The Morrison government’s historic JobKeeper wage subsidy program has proved a vital lifeline for the recession-ravaged Australian economy throughout COVID.
So, as shutdowns and border closures persist into 2021, it’s only prudent to ask whether the current March 28 expiry date should be extended yet again, albeit in some modified form, for COVID-affected businesses.
Government ministers remain adamant JobKeeper is a “time-limited” program, pointing to the potential pitfalls of propping up unviable jobs. But they also remain open-minded to the need to remain “agile” to the evolving situation.
Proponents of extending the payment warn of a looming “fiscal cliff” if support is not extended, with JobSeeker coronavirus supplement also set to expire at the end of March.
I adamantly support a permanent increase to the base rate of JobSeeker beyond March. I am less sure about extending JobKeeper, but I can see a case, which I’ll get to.
First, let’s consider the cons of extending JobKeeper.

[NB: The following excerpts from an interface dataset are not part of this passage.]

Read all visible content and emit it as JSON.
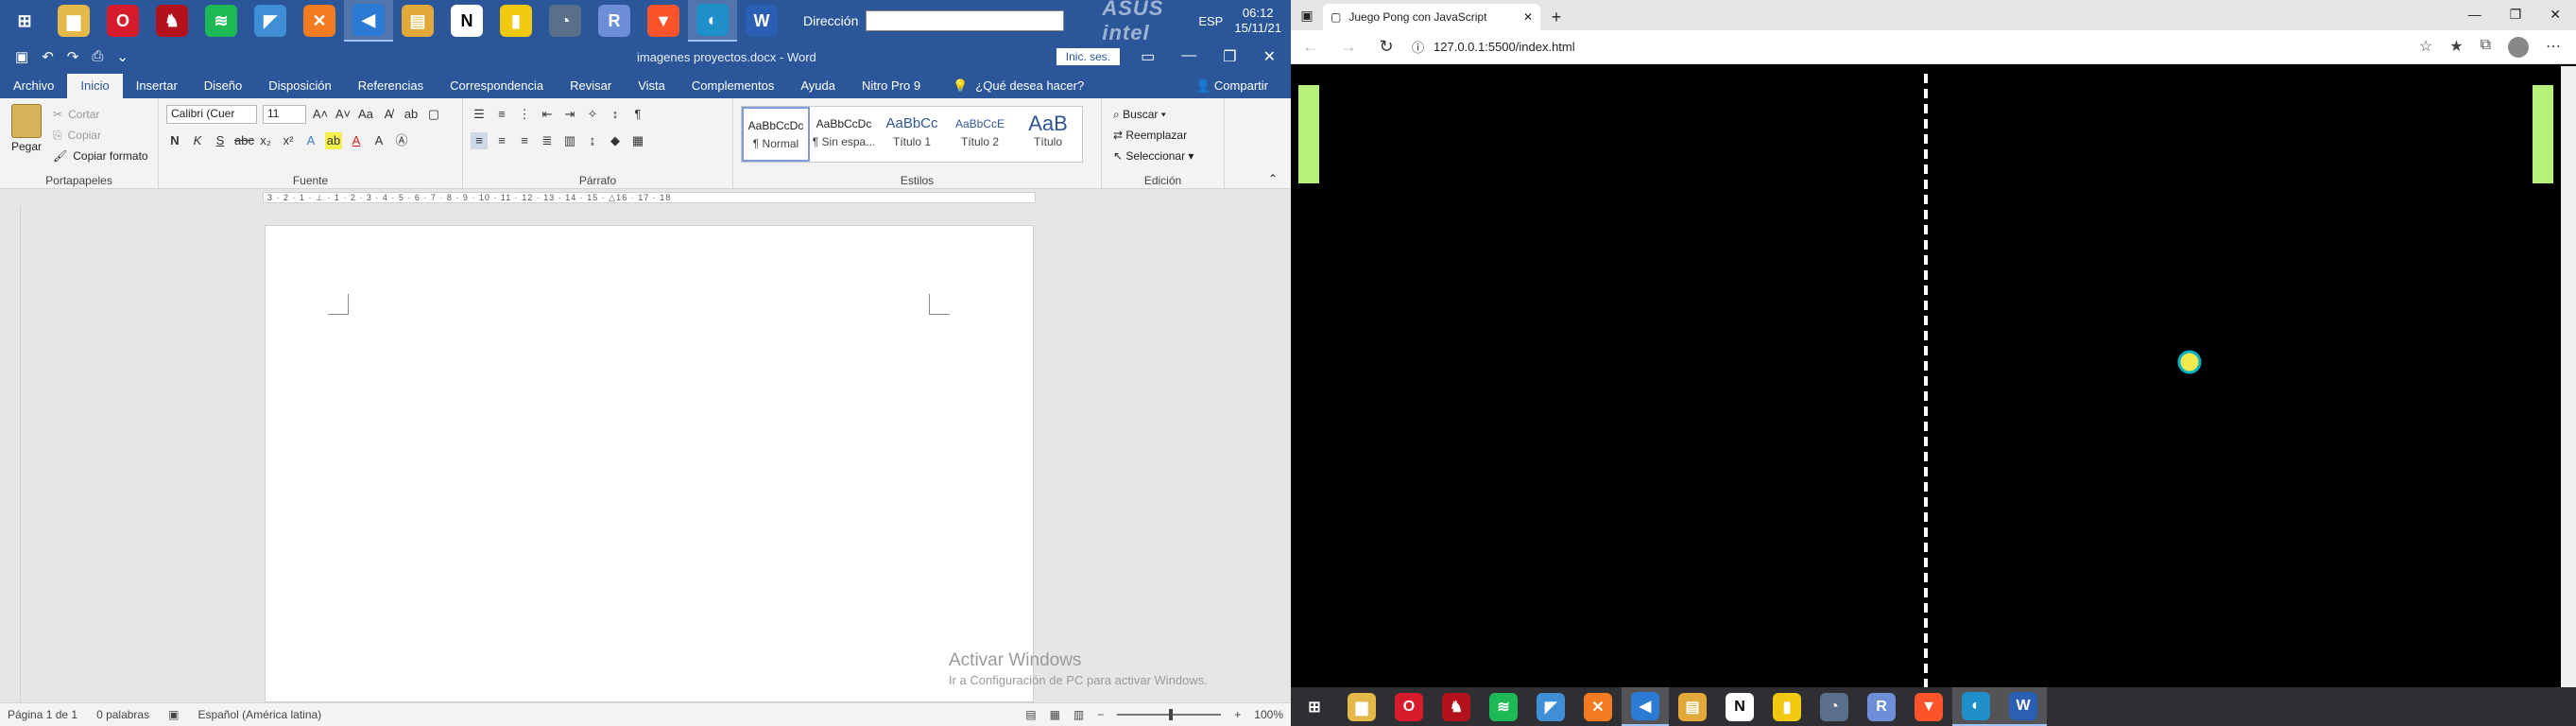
{
  "top_taskbar": {
    "apps": [
      {
        "name": "windows-start",
        "glyph": "⊞",
        "color": "#2b579a"
      },
      {
        "name": "file-explorer",
        "glyph": "▆",
        "color": "#e5b84a"
      },
      {
        "name": "opera-browser",
        "glyph": "O",
        "color": "#d61b2b"
      },
      {
        "name": "game-launcher",
        "glyph": "♞",
        "color": "#b3121c"
      },
      {
        "name": "spotify",
        "glyph": "≋",
        "color": "#1db954"
      },
      {
        "name": "sublime-app",
        "glyph": "◤",
        "color": "#3f8fd6"
      },
      {
        "name": "xampp",
        "glyph": "✕",
        "color": "#f47b20"
      },
      {
        "name": "vscode",
        "glyph": "◀",
        "color": "#2b7ad4"
      },
      {
        "name": "file-manager",
        "glyph": "▤",
        "color": "#e0a93a"
      },
      {
        "name": "notion",
        "glyph": "N",
        "color": "#111111"
      },
      {
        "name": "power-bi",
        "glyph": "▮",
        "color": "#f2c811"
      },
      {
        "name": "vpn-app",
        "glyph": "◔",
        "color": "#5a6f8a"
      },
      {
        "name": "r-language",
        "glyph": "R",
        "color": "#6c8fd8"
      },
      {
        "name": "brave-browser",
        "glyph": "▼",
        "color": "#fb542b"
      },
      {
        "name": "edge-browser",
        "glyph": "◐",
        "color": "#1f8fc9"
      },
      {
        "name": "word",
        "glyph": "W",
        "color": "#2b5fb4"
      }
    ],
    "address_label": "Dirección",
    "address_value": "",
    "brand": "ASUS  intel",
    "language": "ESP",
    "time": "06:12",
    "date": "15/11/21"
  },
  "word": {
    "doc_title": "imagenes proyectos.docx - Word",
    "sign_in": "Inic. ses.",
    "tabs": [
      "Archivo",
      "Inicio",
      "Insertar",
      "Diseño",
      "Disposición",
      "Referencias",
      "Correspondencia",
      "Revisar",
      "Vista",
      "Complementos",
      "Ayuda",
      "Nitro Pro 9"
    ],
    "active_tab": "Inicio",
    "tell_me": "¿Qué desea hacer?",
    "share": "Compartir",
    "clipboard": {
      "paste": "Pegar",
      "cut": "Cortar",
      "copy": "Copiar",
      "format_painter": "Copiar formato",
      "label": "Portapapeles"
    },
    "font": {
      "family": "Calibri (Cuer",
      "size": "11",
      "label": "Fuente"
    },
    "paragraph": {
      "label": "Párrafo"
    },
    "styles": {
      "items": [
        {
          "preview": "AaBbCcDc",
          "name": "¶ Normal"
        },
        {
          "preview": "AaBbCcDc",
          "name": "¶ Sin espa..."
        },
        {
          "preview": "AaBbCc",
          "name": "Título 1"
        },
        {
          "preview": "AaBbCcE",
          "name": "Título 2"
        },
        {
          "preview": "AaB",
          "name": "Título"
        }
      ],
      "label": "Estilos"
    },
    "editing": {
      "find": "Buscar",
      "replace": "Reemplazar",
      "select": "Seleccionar",
      "label": "Edición"
    },
    "ruler_text": "3 · 2 · 1 · ⊥ · 1 · 2 · 3 · 4 · 5 · 6 · 7 · 8 · 9 · 10 · 11 · 12 · 13 · 14 · 15 · △16 · 17 · 18",
    "activate": {
      "title": "Activar Windows",
      "subtitle": "Ir a Configuración de PC para activar Windows."
    },
    "status": {
      "page": "Página 1 de 1",
      "words": "0 palabras",
      "language": "Español (América latina)",
      "zoom": "100%"
    }
  },
  "browser": {
    "tab_title": "Juego Pong con JavaScript",
    "url": "127.0.0.1:5500/index.html",
    "game": {
      "background": "#000000",
      "paddle_color": "#b6f27a",
      "ball_color": "#f2e94e",
      "ball_outline": "#00b3c7",
      "net_color": "#ffffff"
    }
  },
  "bottom_taskbar": {
    "apps": [
      {
        "name": "windows-start",
        "glyph": "⊞",
        "color": "#2f2f33"
      },
      {
        "name": "file-explorer",
        "glyph": "▆",
        "color": "#e5b84a"
      },
      {
        "name": "opera-browser",
        "glyph": "O",
        "color": "#d61b2b"
      },
      {
        "name": "game-launcher",
        "glyph": "♞",
        "color": "#b3121c"
      },
      {
        "name": "spotify",
        "glyph": "≋",
        "color": "#1db954"
      },
      {
        "name": "sublime-app",
        "glyph": "◤",
        "color": "#3f8fd6"
      },
      {
        "name": "xampp",
        "glyph": "✕",
        "color": "#f47b20"
      },
      {
        "name": "vscode",
        "glyph": "◀",
        "color": "#2b7ad4"
      },
      {
        "name": "file-manager",
        "glyph": "▤",
        "color": "#e0a93a"
      },
      {
        "name": "notion",
        "glyph": "N",
        "color": "#ffffff"
      },
      {
        "name": "power-bi",
        "glyph": "▮",
        "color": "#f2c811"
      },
      {
        "name": "vpn-app",
        "glyph": "◔",
        "color": "#5a6f8a"
      },
      {
        "name": "r-language",
        "glyph": "R",
        "color": "#6c8fd8"
      },
      {
        "name": "brave-browser",
        "glyph": "▼",
        "color": "#fb542b"
      },
      {
        "name": "edge-browser",
        "glyph": "◐",
        "color": "#1f8fc9"
      },
      {
        "name": "word",
        "glyph": "W",
        "color": "#2b5fb4"
      }
    ]
  }
}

The main potential pitfall is that the program, by stapling workers to their existing employers, stops the “re-allocation of labour”. That is, people are supported to remain in jobs that might not otherwise be viable. Might these workers be better off exploring new job opportunities in industries with brighter futures, particularly with job advertisements now back at pre-pandemic levels?
Of course, precisely which jobs can be classed as viable or not-viable in today’s world is a rapidly moving feast – at the whimsy of both a highly unpredictable disease and the sometimes even more unpredictable responses of governments to it.
We just don’t know how closely the post-COVID economy will resemble the pre-COVID one. Some businesses currently recieving JobKeeper will certainly fail. But others will make it through. With multiple vaccines now in play, the day on which some businesses can survive unassisted is surely closer. Would it not be wise to bridge that gap, of possible?
But if you do accept further support may be prudent, it’s valid to ask whether JobKeeper is the best way to do it.
JobKeeper is a federally funded payment. But it is states who call the shots about border closures and lockdowns. Arguably, state governments and their emboldened Premiers should be forced to shoulder more of the fiscal responsibility for their actions. During Victoria’s second wave lockdown, the Andrews government did just that, delivering multiple support payments for affected business.
Extending JobKeeper at the federal level would require the passage of new legislation and redesigned eligibility rules. Under the existing test, businesses need to prove they have suffered a 30 per cent or more decline in revenue in the previous quarter, compared to the same quarter a year prior.
Lockdowns that only last for a couple of days may not push firms over that line. And the impact of border closures is harder to foresee. The timing of the current border closures – coinciding with holiday periods – is particularly damaging for the hospitality and domestic travel industries.
To round out the “cons” side, jobs and other figures suggest our economy is, in fact, coping a little better than expected. Businesses are learning to adapt to COVID protocols and/or moving online. Meanwhile, tax cuts and interest rate cuts continue to flow, making talk of a “fiscal cliff” overblown.
And yet, bearing all that in mind, there is a case to be made for extending JobKeeper a little longer.
The government is right that, in principle, it should remain a temporary program. An economy cannot be frozen in time forever and the $100 billion price tag for taxpayers is not irrelevant.
It is also important for future responses to crises that stimulus packages are seen to be “temporary, timely and targeted”. Politically, it’s easy to hand out goodies in a crisis. It’s much harder to take them away when the crisis has passed.
When JobKeeper was invented last April, we had no idea if a successful vaccine could be invented for COVID-19. Mercifully, time has shown that it can.
As vaccines are rapidly rolled out across the world, we can be confident that the coronavirus crisis will, indeed, end at some point.
So, knowing that, why not extend the helping hand to businesses just a little longer to get them through from April until full vaccine roll out?
The cost of government debt is low and the cost of the scheme so far has been much less than initial estimates.
Amid all the uncertainty, it seems wise to at least not rule out extending a payment that has proved so successful to date in protecting jobs and livelihoods.
JobKeeper is not without its design pitfalls. But as a way of saving jobs and pumping money into the economy, it works. Talk of a “fiscal cliff” may be overdone, but mere idea of support ending prematurely could deal an unnecessary blow to confidence at a fragile time.
Of course, it’s hard to be definitive. Much can change in three months, which is why the government is wise to remain agile.
I’ve written previously that, in the long term, JobKeeper is not a keeper. And it’s not. The need for it will pass.
But perhaps, until then, we can afford to keep it around a little while longer. It’s at least worth considering.